Burden, the notoriously masochistic west coast artist, has been a clear influence on both Blaine and Korine. Among his more extreme performance pieces, during the 1970s, he confined himself to a baggage locker for five days, living only on water. He was also sealed under a sheet of glass for 45 hours at Chicago’s Museum of Contemporary Art, drawing national attention. And in his most notorious piece, Shoot, he filmed himself being shot in the arm at close range with a rifle.
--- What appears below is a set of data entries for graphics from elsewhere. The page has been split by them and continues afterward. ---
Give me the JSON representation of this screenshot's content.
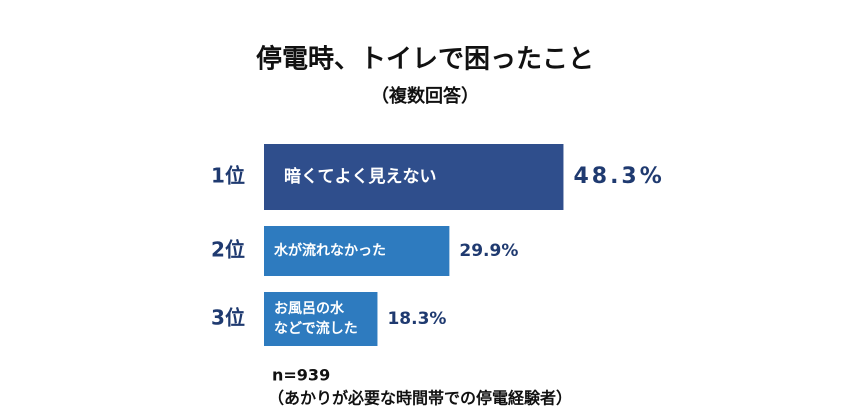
{
  "chart_data": {
    "type": "bar",
    "title": "停電時、トイレで困ったこと",
    "subtitle": "（複数回答）",
    "categories": [
      "1位",
      "2位",
      "3位"
    ],
    "bar_labels": [
      [
        "暗くてよく見えない"
      ],
      [
        "水が流れなかった"
      ],
      [
        "お風呂の水",
        "などで流した"
      ]
    ],
    "values": [
      48.3,
      29.9,
      18.3
    ],
    "value_labels": [
      "48.3%",
      "29.9%",
      "18.3%"
    ],
    "colors": [
      "#2f4e8c",
      "#2e7bbf",
      "#2e7bbf"
    ],
    "xlim": [
      0,
      50
    ],
    "notes": [
      "n=939",
      "（あかりが必要な時間帯での停電経験者）"
    ]
  }
}
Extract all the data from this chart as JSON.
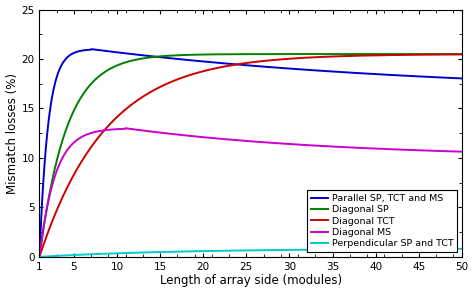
{
  "title": "",
  "xlabel": "Length of array side (modules)",
  "ylabel": "Mismatch losses (%)",
  "xlim": [
    1,
    50
  ],
  "ylim": [
    0,
    25
  ],
  "xticks": [
    1,
    5,
    10,
    15,
    20,
    25,
    30,
    35,
    40,
    45,
    50
  ],
  "yticks": [
    0,
    5,
    10,
    15,
    20,
    25
  ],
  "legend": [
    {
      "label": "Parallel SP, TCT and MS",
      "color": "#0000CD"
    },
    {
      "label": "Diagonal SP",
      "color": "#008000"
    },
    {
      "label": "Diagonal TCT",
      "color": "#CC0000"
    },
    {
      "label": "Diagonal MS",
      "color": "#CC00CC"
    },
    {
      "label": "Perpendicular SP and TCT",
      "color": "#00CCCC"
    }
  ],
  "background_color": "#ffffff",
  "figsize": [
    4.74,
    2.93
  ],
  "dpi": 100,
  "linewidth": 1.4
}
Korine has performed similar artistic experiments in physical endurance. A few years ago he started a project called Fight, where he went out on the streets and picked fights with strangers, then let himself get beaten up. One of his cameramen was Blaine. The idea was to get himself assaulted by different New York ethnic groups, but the injuries sustained and the hospital bills accrued for each minute of footage proved to be prohibitive. “I won’t ever be able to go back to that,” Korine says with a smile. “But I might edit the footage together one day.” To be honest, he no longer looks like the sort of person who would do that sort of thing. In contrast to the firebrand Korine of old, who, accidentally or deliberately, seemed to stir up some kind of controversial incident every time anyone interviewed him, today’s Korine is considerably calmer and wiser.

“I guess I felt a general disconnect with life and with myself around that time. I’d been doing this since I was 19, and I felt so consumed by the work all the time, I felt like I was approaching life sort of tangentially. I wasn’t in a place I wanted to be.” Since julien donkey-boy, he’s spent a couple of years travelling outside America, living in London and Paris. The change of pace has done him good. His commitment to film-making has not evaporated though. After this, he says, he plans to return to the US, and start work on a new film. “I don’t have a house any more, I don’t really like anywhere enough yet, but I’ll probably go back to Tennessee and start writing.”

Meanwhile, one of his best friends is still suspended in a Perspex box by the Thames, 23 days away from his next meal. Kafka’s hunger artist set a limit of 40 days for his fast, after which time his manager judged public interest began to tail off. Blaine’s limit is four days longer, and Korine has no predictions as to how, or when, this will end. “Everyone’s talking about the hunger, but to me the mental aspect is a lot scarier. It’s about public isolation as much as hunger, the contradiction of it.”

So any idea why Blaine feels compelled to do this stuff? “He’s looking for something. Whatever that is, no one else knows. It’s his own personal journey.”